Pat - I'm somewhat impecunious at the moment but hopefully that will change. The protests are spreading, there's bound to be one nearby soon.

James - it was written through a whisky haze. Perhaps it needs to be read through the same filter to make sense.

Leg-iron said...

Dick P - a science teacher? I should be surprised, but I once heard a biology professor state that haemoglobin bound oxygen so tightly that it could not simply diffuse across the gut wall. Which makes haemoglobin useless for its intended purpose.

What did that science teacher say bile was made of, and what did he think bone marrow did,I wonder?

Leg-iron said...

Ed P and Slamlander - oh, candles are the new anthrax...

Anonymous said...

Well I most certainly didn't know that :)

However, if you are looking for a use for tobacco stalks, do you know anyone with a pigeon loft?

Tobacco stalks

"Tobacco Stalks – What many fanciers consider to be the ideal nest material, enhancing the breeding results. Provides a soft natural bed for baby birds. Parasites stay away. A natural product that is easy to use. Also ideally suited as floor covering in baskets."

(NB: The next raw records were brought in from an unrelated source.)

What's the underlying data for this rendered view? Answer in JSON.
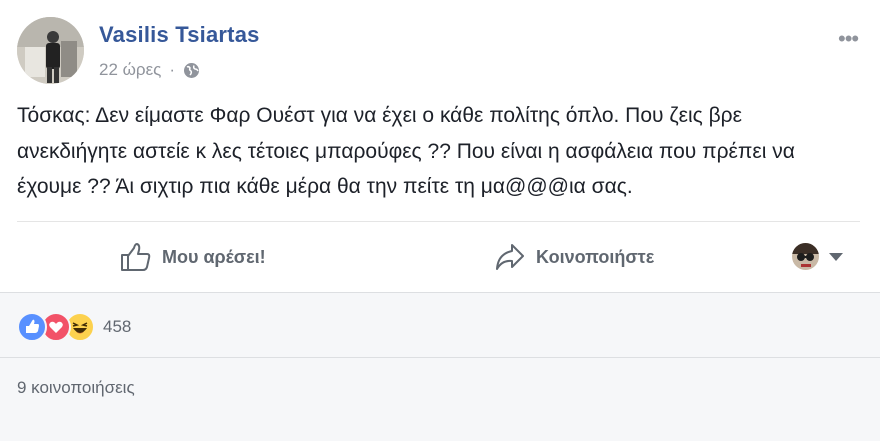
{
  "post": {
    "author": "Vasilis Tsiartas",
    "timestamp": "22 ώρες",
    "separator": "·",
    "privacy_icon": "globe-icon",
    "more_label": "•••",
    "text": "Τόσκας: Δεν είμαστε Φαρ Ουέστ για να έχει ο κάθε πολίτης όπλο. Που ζεις βρε ανεκδιήγητε αστείε κ λες τέτοιες μπαρούφες ?? Που είναι η ασφάλεια που πρέπει να έχουμε ?? Άι σιχτιρ πια κάθε μέρα θα την πείτε τη μα@@@ια σας."
  },
  "actions": {
    "like_label": "Μου αρέσει!",
    "like_icon": "thumbs-up-icon",
    "share_label": "Κοινοποιήστε",
    "share_icon": "share-arrow-icon"
  },
  "footer": {
    "reactions": [
      "like-reaction-icon",
      "love-reaction-icon",
      "haha-reaction-icon"
    ],
    "reaction_count": "458",
    "shares_text": "9 κοινοποιήσεις"
  },
  "colors": {
    "author": "#365899",
    "meta": "#90949c",
    "like_blue": "#5890ff",
    "love_red": "#f25268",
    "haha_yellow": "#fcd14e"
  }
}
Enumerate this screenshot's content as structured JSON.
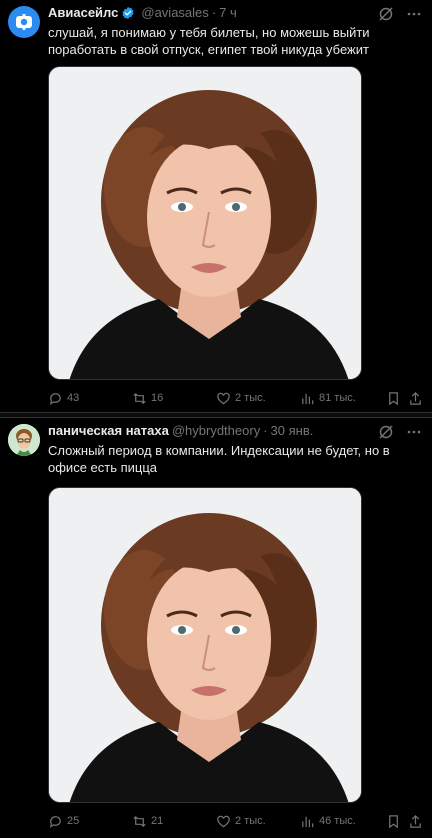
{
  "tweets": [
    {
      "author_name": "Авиасейлс",
      "verified": true,
      "handle": "@aviasales",
      "time": "7 ч",
      "text": "слушай, я понимаю у тебя билеты, но можешь выйти поработать в свой отпуск, египет твой никуда убежит",
      "avatar_icon": "aviasales-logo-icon",
      "media_icon": "portrait-photo-image",
      "stats": {
        "replies": "43",
        "retweets": "16",
        "likes": "2 тыс.",
        "views": "81 тыс."
      }
    },
    {
      "author_name": "паническая натаха",
      "verified": false,
      "handle": "@hybrydtheory",
      "time": "30 янв.",
      "text": "Сложный период в компании. Индексации не будет, но в офисе есть пицца",
      "avatar_icon": "cartoon-avatar-icon",
      "media_icon": "portrait-photo-image",
      "stats": {
        "replies": "25",
        "retweets": "21",
        "likes": "2 тыс.",
        "views": "46 тыс."
      }
    }
  ],
  "dot": "·",
  "colors": {
    "background": "#000000",
    "text": "#e7e9ea",
    "muted": "#71767b",
    "verified": "#1d9bf0",
    "separator": "#2f3336"
  }
}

Trouble is, instinct being a wonderful thing, the birds seem to know that too.

The sparrow that turned a village shop into an ashtray after taking a lit cigarette to its nest

"When the village store went up in flames, owner Paul Sheriff was at a loss to explain how it had happened.

But eventually a little bird told him the truth.

Insurance investigators concluded that a sparrow must have picked up a smouldering cigarette butt and deposited it among the dry twigs of its nest under the eaves.

The resulting conflagration caused £250,000 of damage at Crescent Stores in Leasingham, near Sleaford, Lincolnshire

Initial investigations found no gas or electrical faults, but 35 cigarette ends were eventually found in various sparrows’ nests in the roof."

Commuters in a flap as rooks take up smoking

"Birds are picking up discarded cigarette butts at a railway station and using the smoke to fumigate their wings of parasites, experts said"
"The rooks have been seen swooping on to the platform and tracks at Exeter St David’s in Devon to collect fag ends.
Commuters have watched as the birds place their wings over the smoke – collecting the fumes underneath."

A useful service ruined by the smoking ban.